Governance | Tania Mason | 19 Aug 2008

A Scottish charitable trust has won a court case to alter its trust deed to widen its remit and enable it to fund a greater range of causes.

 

The RS Macdonald Charitable Trust, which was established in 1978 by a relation of one of the founders of the Glenmorangie whisky empire, applied to the Court of Session (Scotland’s supreme civil court) for permission to update its terms and conditions.

 

The trust had become increasingly hamstrung by its original deed, in that only certain charities were eligible to receive grants. Many applications for funding had had to be rejected.

The trustees decided to try to broaden the criteria after just four out of 45 applications received in a nine-month period were eligible.

The judge who considered the case, Lord Drummond Young, said the trust’s current assets of more than £50m were far more than the founder could have contemplated when he established the charity 30 years ago.

The late Roderick Stewart Macdonald set up the trust with £50,000 worth of shares, but when he died in 1995 his personal shareholding, which he bequeathed to the trust, was worth £17m. When Louis Vuitton Moet Hennessy bought the distiller (pictured) in 2004, the shares were worth nearly three times that.
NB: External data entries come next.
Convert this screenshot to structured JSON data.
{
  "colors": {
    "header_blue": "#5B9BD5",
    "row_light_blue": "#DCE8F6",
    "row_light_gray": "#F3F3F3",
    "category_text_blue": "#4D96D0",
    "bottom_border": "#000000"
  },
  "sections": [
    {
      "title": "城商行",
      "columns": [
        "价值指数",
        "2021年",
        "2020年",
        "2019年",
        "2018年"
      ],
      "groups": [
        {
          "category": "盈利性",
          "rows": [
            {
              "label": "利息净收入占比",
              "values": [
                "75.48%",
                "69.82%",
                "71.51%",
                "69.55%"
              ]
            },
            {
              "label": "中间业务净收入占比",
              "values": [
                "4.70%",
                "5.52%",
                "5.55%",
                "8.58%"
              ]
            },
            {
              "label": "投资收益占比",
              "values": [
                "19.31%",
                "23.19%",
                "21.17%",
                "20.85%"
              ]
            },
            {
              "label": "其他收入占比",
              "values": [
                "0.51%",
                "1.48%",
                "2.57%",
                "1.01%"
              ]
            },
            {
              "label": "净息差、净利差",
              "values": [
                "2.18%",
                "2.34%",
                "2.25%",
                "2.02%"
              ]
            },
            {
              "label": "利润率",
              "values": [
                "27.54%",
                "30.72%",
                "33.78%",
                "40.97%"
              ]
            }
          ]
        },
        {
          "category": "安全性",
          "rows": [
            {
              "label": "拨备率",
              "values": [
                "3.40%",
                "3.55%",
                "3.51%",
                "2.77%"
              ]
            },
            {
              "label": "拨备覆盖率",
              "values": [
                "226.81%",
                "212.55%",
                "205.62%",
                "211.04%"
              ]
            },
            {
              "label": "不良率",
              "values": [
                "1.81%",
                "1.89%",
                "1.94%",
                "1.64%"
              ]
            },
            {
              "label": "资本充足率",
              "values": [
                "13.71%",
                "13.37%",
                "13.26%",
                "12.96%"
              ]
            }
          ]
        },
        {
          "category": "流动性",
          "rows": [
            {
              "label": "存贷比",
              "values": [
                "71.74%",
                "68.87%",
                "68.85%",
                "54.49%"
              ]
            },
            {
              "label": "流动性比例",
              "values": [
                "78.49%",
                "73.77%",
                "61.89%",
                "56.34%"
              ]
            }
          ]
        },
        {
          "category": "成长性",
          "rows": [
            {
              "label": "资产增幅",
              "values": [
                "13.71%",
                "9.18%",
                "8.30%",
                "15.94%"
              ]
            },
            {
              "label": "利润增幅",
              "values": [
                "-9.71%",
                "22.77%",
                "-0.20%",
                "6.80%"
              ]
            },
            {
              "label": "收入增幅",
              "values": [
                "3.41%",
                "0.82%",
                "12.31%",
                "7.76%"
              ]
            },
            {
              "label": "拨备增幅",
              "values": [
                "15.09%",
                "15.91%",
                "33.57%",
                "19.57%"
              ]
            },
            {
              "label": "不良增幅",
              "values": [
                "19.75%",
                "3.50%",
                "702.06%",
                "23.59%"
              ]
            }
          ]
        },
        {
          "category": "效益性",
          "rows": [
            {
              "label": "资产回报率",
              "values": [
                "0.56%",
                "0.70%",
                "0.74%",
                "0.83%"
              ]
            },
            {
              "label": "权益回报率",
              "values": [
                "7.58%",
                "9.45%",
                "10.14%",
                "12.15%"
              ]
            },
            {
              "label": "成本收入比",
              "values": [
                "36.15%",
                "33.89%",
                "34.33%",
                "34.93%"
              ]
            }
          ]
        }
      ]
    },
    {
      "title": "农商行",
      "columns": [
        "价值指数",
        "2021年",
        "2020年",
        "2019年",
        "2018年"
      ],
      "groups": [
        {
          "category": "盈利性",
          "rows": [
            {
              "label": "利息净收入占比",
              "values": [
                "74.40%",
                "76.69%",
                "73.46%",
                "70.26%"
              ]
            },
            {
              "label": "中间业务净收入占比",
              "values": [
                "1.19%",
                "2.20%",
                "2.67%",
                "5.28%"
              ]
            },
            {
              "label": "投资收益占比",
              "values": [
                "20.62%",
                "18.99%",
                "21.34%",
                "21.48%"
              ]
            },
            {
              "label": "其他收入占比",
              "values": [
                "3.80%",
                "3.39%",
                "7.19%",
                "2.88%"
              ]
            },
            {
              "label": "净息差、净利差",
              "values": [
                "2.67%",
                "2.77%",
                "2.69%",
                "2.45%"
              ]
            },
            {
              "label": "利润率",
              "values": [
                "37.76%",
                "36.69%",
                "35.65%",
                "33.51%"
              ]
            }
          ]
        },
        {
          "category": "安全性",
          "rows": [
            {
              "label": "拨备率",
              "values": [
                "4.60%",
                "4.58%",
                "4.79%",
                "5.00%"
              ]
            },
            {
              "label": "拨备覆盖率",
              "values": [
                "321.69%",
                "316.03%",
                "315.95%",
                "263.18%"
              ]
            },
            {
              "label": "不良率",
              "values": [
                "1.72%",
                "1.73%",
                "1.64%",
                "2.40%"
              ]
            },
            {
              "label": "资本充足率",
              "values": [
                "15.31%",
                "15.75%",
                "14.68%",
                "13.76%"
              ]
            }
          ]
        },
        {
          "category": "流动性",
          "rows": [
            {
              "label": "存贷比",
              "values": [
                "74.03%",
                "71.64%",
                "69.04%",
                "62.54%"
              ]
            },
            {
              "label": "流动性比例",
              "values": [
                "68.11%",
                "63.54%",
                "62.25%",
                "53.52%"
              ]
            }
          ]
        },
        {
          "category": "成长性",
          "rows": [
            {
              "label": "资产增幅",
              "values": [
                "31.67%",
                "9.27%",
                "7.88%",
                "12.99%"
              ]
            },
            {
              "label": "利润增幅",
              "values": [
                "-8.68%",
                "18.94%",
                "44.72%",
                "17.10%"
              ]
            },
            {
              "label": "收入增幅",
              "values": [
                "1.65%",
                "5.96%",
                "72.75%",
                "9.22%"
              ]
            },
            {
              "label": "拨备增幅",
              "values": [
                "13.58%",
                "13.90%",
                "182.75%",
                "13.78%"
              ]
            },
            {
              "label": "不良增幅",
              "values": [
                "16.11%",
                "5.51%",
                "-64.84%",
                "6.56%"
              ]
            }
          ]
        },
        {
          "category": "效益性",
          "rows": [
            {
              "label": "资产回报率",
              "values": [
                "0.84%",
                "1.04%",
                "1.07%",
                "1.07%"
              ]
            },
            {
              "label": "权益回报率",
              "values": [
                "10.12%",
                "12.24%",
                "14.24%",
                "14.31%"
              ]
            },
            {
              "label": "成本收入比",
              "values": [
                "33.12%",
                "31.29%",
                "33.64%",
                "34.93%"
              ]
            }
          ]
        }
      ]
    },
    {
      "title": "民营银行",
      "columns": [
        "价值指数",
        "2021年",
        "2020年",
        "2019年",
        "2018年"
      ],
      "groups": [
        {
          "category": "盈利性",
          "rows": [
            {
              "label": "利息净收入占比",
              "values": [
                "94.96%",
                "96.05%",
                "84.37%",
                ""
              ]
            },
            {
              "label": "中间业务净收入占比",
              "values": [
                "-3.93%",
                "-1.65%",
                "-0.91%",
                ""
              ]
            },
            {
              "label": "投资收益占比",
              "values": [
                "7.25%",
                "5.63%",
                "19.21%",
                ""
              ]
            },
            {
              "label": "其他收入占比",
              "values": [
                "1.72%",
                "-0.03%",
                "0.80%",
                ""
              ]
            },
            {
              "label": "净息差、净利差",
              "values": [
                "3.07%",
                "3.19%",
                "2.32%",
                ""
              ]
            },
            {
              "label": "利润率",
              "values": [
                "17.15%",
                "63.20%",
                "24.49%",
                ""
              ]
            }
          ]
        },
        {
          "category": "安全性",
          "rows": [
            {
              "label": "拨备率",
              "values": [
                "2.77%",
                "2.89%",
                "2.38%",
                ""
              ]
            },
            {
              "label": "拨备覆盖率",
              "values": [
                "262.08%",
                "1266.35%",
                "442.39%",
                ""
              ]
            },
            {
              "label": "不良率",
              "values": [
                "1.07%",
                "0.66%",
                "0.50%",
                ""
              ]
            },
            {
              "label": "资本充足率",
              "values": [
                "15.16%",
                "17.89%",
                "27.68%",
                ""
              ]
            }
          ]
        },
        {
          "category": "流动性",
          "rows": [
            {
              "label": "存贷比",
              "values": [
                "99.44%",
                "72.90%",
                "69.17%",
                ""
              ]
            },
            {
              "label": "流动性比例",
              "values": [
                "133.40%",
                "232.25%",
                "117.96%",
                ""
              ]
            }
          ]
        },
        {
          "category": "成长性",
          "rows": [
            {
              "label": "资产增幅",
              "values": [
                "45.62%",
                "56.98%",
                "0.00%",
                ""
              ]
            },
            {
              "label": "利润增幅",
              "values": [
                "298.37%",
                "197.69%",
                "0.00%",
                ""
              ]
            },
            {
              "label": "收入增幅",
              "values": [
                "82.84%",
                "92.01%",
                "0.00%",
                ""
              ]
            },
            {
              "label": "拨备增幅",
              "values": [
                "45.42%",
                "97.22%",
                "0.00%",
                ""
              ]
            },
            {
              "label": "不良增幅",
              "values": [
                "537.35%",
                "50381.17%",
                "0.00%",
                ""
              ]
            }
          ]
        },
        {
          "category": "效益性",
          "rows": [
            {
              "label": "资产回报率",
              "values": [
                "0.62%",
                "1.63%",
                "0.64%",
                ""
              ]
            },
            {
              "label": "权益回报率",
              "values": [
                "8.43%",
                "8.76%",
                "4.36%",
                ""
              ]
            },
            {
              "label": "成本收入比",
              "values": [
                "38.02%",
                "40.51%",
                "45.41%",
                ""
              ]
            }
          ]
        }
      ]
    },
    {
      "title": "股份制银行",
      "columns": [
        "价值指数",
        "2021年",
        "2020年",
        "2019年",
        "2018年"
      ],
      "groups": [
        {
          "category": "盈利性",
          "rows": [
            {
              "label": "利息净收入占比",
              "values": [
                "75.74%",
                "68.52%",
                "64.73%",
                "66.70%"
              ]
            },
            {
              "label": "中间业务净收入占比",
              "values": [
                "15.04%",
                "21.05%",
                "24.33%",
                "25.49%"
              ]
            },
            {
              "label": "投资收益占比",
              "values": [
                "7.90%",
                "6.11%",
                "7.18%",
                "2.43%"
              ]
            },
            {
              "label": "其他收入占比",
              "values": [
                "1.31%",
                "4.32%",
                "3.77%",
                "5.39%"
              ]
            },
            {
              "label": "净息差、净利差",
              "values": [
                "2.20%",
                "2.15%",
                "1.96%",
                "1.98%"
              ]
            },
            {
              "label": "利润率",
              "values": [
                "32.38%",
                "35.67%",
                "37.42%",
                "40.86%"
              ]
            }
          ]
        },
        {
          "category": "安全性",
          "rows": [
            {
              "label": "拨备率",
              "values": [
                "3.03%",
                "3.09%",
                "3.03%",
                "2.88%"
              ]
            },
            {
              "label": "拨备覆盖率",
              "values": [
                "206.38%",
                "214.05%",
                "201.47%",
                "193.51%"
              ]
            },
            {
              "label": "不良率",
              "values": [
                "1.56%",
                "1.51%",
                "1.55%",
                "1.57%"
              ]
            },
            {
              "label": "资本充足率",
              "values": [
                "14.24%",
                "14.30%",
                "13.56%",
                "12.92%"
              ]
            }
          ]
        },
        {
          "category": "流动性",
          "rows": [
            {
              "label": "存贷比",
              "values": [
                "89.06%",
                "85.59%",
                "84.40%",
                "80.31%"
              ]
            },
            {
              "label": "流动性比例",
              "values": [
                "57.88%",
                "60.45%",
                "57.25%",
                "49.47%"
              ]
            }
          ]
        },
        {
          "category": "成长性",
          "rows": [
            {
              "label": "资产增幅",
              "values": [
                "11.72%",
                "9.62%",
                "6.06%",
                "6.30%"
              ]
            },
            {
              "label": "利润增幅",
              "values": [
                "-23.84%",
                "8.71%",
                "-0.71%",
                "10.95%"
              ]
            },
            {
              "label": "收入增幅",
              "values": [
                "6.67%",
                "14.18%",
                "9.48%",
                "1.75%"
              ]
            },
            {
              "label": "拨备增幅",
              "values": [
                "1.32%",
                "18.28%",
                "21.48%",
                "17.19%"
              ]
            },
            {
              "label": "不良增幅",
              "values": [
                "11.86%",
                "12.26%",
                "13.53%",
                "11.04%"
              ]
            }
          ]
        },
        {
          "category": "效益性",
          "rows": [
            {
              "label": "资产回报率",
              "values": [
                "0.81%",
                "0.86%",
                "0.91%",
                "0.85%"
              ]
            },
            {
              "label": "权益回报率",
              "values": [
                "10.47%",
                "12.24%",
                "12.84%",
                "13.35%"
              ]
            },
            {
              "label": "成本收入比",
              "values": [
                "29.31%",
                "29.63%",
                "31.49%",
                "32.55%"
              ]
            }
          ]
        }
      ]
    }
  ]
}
Macdonald had named six charities that could be supported by the trust when he founded it, though certain others could apply if they met particular criteria.

But as well as extending the criteria, Lord Drummond also ruled that grants could not exceed £40,000. This would force the trust to ensure it sought out more beneficiaries instead of merely giving bigger grants.

And he declined the trustees’ application to be allowed to give grants to charities operating outside Scotland.